Amounts due to the Company’s non-employee directors for Board service amounted to $95,000 and $47,000 as of September 30, 2017 and December 31, 2016, respectively.
  
The Company received approximately $1.2 million during the fourth quarter of 2016, as proceeds of advances from the TOG Liquidation Trust. Such amount is presented in due to related parties, long term in the consolidated balance sheets as of September 30, 2017 and December 31, 2016. The TOG Liquidating Trust was a trust set up to hold warrants which were previously issued and outstanding to members of The One Group LLC prior to the merger transaction discussed in Note 11. When warrants were exercised the proceeds from the exercise of the warrants were recorded into the Trust. Amounts due to the trust are non-interest bearing and are repayable in 2021 when the trust expires.
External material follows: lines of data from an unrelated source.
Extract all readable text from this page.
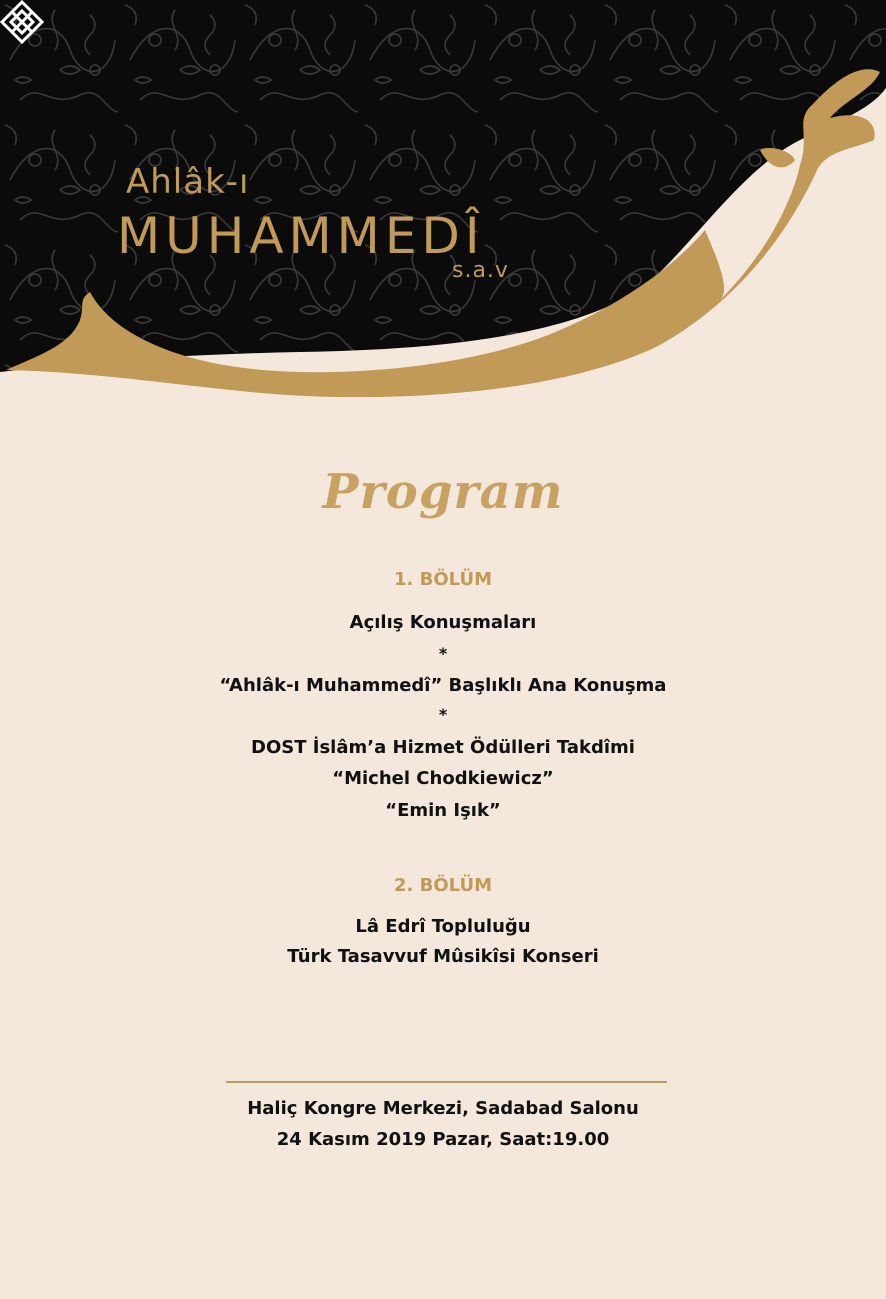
Ahlâk-ı

MUHAMMEDÎ

s.a.v

Program

1. BÖLÜM

Açılış Konuşmaları

*

“Ahlâk-ı Muhammedî” Başlıklı Ana Konuşma

*

DOST İslâm’a Hizmet Ödülleri Takdîmi

“Michel Chodkiewicz”

“Emin Işık”

2. BÖLÜM

Lâ Edrî Topluluğu

Türk Tasavvuf Mûsikîsi Konseri

Haliç Kongre Merkezi, Sadabad Salonu

24 Kasım 2019 Pazar, Saat:19.00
The Executive Chairman of the Board is a limited personal guarantor of the lease for the STK Miami Beach premises with respect to certain covenants under the lease relating to construction of the new premises and helping the landlord obtain a new liquor license for the premises in the event of termination of the lease. The Executive Chairman of the Board is also a limited personal guarantor of the lease for the Bagatelle NY premises with respect to JEC II, LLC’s payment and performance under the lease.